Prosecutors solidified their case by showing jurors more than a dozen text messages and social media posts where Travis McMichael and “Roddie” Bryan used racial slurs and made denigrating comments about Black people, specifically.
Travis and Gregory had reached a plea agreement with federal prosecutors back in January that would’ve allowed them to skip their hate crimes trial. But Wood rejected their plea. At the time, Arbery’s family gave passionate speeches asking for the deal to be rejected.
His mother, Wanda Cooper-Jones the judge: "It is not fair to take away this victory that I prayed and I fought for. It is not right. It is not just. It is wrong. Please listen to me. Granting these men their preferred conditions of confinement would defeat me. It gives them one last chance to spit in my face after murdering my son."
“This was clearly a race-based murder,” Ring added. “The evidence at trial demonstrated these men went after Arbery because he was black. And they killed him because he was black. If Arbery was white, this never happens in that neighborhood.”
On that day in 2020, the McMichaels noticed Arbery running through their neighborhood. They armed themselves with guns and chased him in a pickup truck. That’s when Bryan joined the pursuit and tried to box Arbery in while also recording with his cellphone, which eventually captured Travis getting into a brief tussle with Arbery and shooting him with a shotgun.
They said they mistook him for a burglar but he had not committed a crime, according to authorities, and was unarmed. At first, no arrests were made.
"Initially, this case was dropped by the state prosecutor's office. Months later, when cellphone video evidence was uncovered, the true events surrounding the shooting came to light. And even then, someone had to leak the video to the media to get the attention the case finally deserved. But, finally, justice has prevailed," Ring said.
Greg McMichael addressed the Arbery family, saying their loss was “beyond description,” the AP reported.
“I’m sure my words mean very little to you but I want to assure you I never wanted any of this to happen,” he said. “There was no malice in my heart or my son’s heart that day.”
Arbery’s mother responded to McMichael outside of the courtroom. “I think he realizes that he made some horrible decisions.
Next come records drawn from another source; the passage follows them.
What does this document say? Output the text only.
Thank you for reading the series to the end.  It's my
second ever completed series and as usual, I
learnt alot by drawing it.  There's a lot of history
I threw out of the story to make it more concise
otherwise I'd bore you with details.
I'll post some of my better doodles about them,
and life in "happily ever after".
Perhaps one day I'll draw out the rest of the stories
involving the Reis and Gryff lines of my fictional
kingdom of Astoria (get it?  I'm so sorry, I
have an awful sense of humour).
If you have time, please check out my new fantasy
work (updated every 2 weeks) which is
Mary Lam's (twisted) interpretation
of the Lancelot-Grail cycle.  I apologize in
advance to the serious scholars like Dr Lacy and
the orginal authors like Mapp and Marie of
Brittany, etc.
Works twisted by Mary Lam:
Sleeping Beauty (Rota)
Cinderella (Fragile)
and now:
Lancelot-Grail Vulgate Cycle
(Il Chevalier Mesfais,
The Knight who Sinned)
Unfortunately, his apology doesn’t bring back my son,” Cooper-Jones said.
The McMichaels are making a push to serve their life sentences in federal prison instead of the Georgia prison system, claiming they won’t be safe and fear violence from other inmates.
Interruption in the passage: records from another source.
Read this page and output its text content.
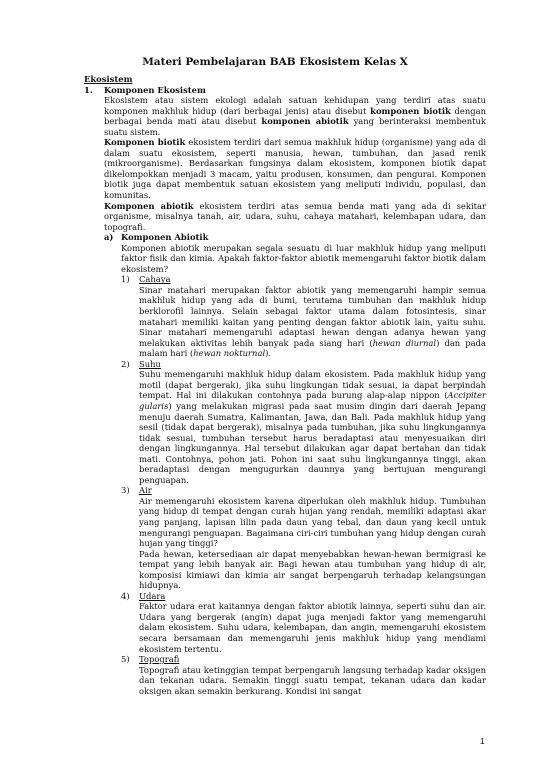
Materi Pembelajaran BAB Ekosistem Kelas X
Ekosistem
1.	Komponen Ekosistem

Ekosistem atau sistem ekologi adalah satuan kehidupan yang terdiri atas suatu komponen makhluk hidup (dari berbagai jenis) atau disebut komponen biotik dengan berbagai benda mati atau disebut komponen abiotik yang berinteraksi membentuk suatu sistem.

Komponen biotik ekosistem terdiri dari semua makhluk hidup (organisme) yang ada di dalam suatu ekosistem, seperti manusia, hewan, tumbuhan, dan jasad renik (mikroorganisme). Berdasarkan fungsinya dalam ekosistem, komponen biotik dapat dikelompokkan menjadi 3 macam, yaitu produsen, konsumen, dan pengurai. Komponen biotik juga dapat membentuk satuan ekosistem yang meliputi individu, populasi, dan komunitas.

Komponen abiotik ekosistem terdiri atas semua benda mati yang ada di sekitar organisme, misalnya tanah, air, udara, suhu, cahaya matahari, kelembapan udara, dan topografi.

a) Komponen Abiotik

Komponen abiotik merupakan segala sesuatu di luar makhluk hidup yang meliputi faktor fisik dan kimia. Apakah faktor-faktor abiotik memengaruhi faktor biotik dalam ekosistem?

1)	Cahaya

Sinar matahari merupakan faktor abiotik yang memengaruhi hampir semua makhluk hidup yang ada di bumi, terutama tumbuhan dan makhluk hidup berklorofil lainnya. Selain sebagai faktor utama dalam fotosintesis, sinar matahari memiliki kaitan yang penting dengan faktor abiotik lain, yaitu suhu. Sinar matahari memengaruhi adaptasi hewan dengan adanya hewan yang melakukan aktivitas lebih banyak pada siang hari (hewan diurnal) dan pada malam hari (hewan nokturnal).

2)	Suhu

Suhu memengaruhi makhluk hidup dalam ekosistem. Pada makhluk hidup yang motil (dapat bergerak), jika suhu lingkungan tidak sesuai, ia dapat berpindah tempat. Hal ini dilakukan contohnya pada burung alap-alap nippon (Accipiter gularis) yang melakukan migrasi pada saat musim dingin dari daerah Jepang menuju daerah Sumatra, Kalimantan, Jawa, dan Bali. Pada makhluk hidup yang sesil (tidak dapat bergerak), misalnya pada tumbuhan, jika suhu lingkungannya tidak sesuai, tumbuhan tersebut harus beradaptasi atau menyesuaikan diri dengan lingkungannya. Hal tersebut dilakukan agar dapat bertahan dan tidak mati. Contohnya, pohon jati. Pohon ini saat suhu lingkungannya tinggi, akan beradaptasi dengan mengugurkan daunnya yang bertujuan mengurangi penguapan.

3)	Air

Air memengaruhi ekosistem karena diperlukan oleh makhluk hidup. Tumbuhan yang hidup di tempat dengan curah hujan yang rendah, memiliki adaptasi akar yang panjang, lapisan lilin pada daun yang tebal, dan daun yang kecil untuk mengurangi penguapan. Bagaimana ciri-ciri tumbuhan yang hidup dengan curah hujan yang tinggi?

Pada hewan, ketersediaan air dapat menyebabkan hewan-hewan bermigrasi ke tempat yang lebih banyak air. Bagi hewan atau tumbuhan yang hidup di air, komposisi kimiawi dan kimia air sangat berpengaruh terhadap kelangsungan hidupnya.

4)	Udara

Faktor udara erat kaitannya dengan faktor abiotik lainnya, seperti suhu dan air. Udara yang bergerak (angin) dapat juga menjadi faktor yang memengaruhi dalam ekosistem. Suhu udara, kelembapan, dan angin, memengaruhi ekosistem secara bersamaan dan memengaruhi jenis makhluk hidup yang mendiami ekosistem tertentu.

5)	Topografi

Topografi atau ketinggian tempat berpengaruh langsung terhadap kadar oksigen dan tekanan udara. Semakin tinggi suatu tempat, tekanan udara dan kadar oksigen akan semakin berkurang. Kondisi ini sangat

1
The memorandum states that he has received threats like people "are 'waiting for him,' that he should not go into the yard, and that correctional officers have promised a willingness (whether for pay or for free) to keep certain doors unlocked and backs turned to allow inmates to harm him."
The three men have remained in the Glynn County Detention Center since May 2020.
Arbery’s death was a part of a major racial reckoning in 2020, especially after the killing of George Floyd by a Minneapolis police officer. Many took to social media with the message of “I Run with Maud” to show their support of his story.
“We thank everyone who tirelessly raised their voices for Ahmaud, demanding justice and accountability. Hate will not prevail,” Crump said.